The Most Important Issue You’re Probably Not Thinking About

That’s the title I would have given to Andy Rotherham’s new TIME column.  The issue is teacher pensions, which are nestled in the uber-problem of public sector benefit liabilities.

If you’re not asleep after that last sentence, read all of Andy’s piece.  The transparent political problem is the taxpayer liability inherent in closing the gaps between what retiring teachers expect and what revenues can currently provide.  For me, though, the more important problem is the perverse incentives it creates for teachers and systems:

The way teacher pensions operate is badly suited to today’s teacher workforce … The current set-up penalizes teachers who move between states, switch to private or public charter schools that do not participate in the pension system or leave teaching altogether. Meanwhile, it becomes financial suicide for teachers to change careers after a certain point even if they no longer want to teach or are not good at it.

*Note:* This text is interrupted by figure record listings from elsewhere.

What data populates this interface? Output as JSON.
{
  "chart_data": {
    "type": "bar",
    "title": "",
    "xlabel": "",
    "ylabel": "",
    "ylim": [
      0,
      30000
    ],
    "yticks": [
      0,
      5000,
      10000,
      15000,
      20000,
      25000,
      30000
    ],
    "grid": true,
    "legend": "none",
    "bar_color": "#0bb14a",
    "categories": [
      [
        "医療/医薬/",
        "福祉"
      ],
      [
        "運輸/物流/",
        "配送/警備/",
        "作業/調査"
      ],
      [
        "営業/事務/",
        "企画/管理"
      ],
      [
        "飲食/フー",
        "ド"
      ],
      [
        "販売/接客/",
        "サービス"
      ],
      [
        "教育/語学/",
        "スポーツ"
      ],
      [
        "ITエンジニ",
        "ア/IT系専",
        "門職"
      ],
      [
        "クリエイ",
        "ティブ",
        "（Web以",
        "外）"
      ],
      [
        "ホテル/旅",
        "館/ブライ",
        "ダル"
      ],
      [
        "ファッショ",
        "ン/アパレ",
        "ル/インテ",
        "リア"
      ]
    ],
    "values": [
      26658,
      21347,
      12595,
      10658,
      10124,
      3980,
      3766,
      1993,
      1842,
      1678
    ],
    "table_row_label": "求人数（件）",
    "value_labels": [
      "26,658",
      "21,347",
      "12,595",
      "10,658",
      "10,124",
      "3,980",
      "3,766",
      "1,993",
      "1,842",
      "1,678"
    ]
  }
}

Not to mention, it makes it harder for professionals to BECOME teachers later in their careers.  The rigidity of the structure forces a singular career trajectory that just doesn’t jive with other labor markets.

Anyway, some folks are predicting a fiscal reckoning as the pension funds slide toward insolvency.  Who will emerge as the Nouriel Roubini of the education sector?  Looks like Andy is auditioning.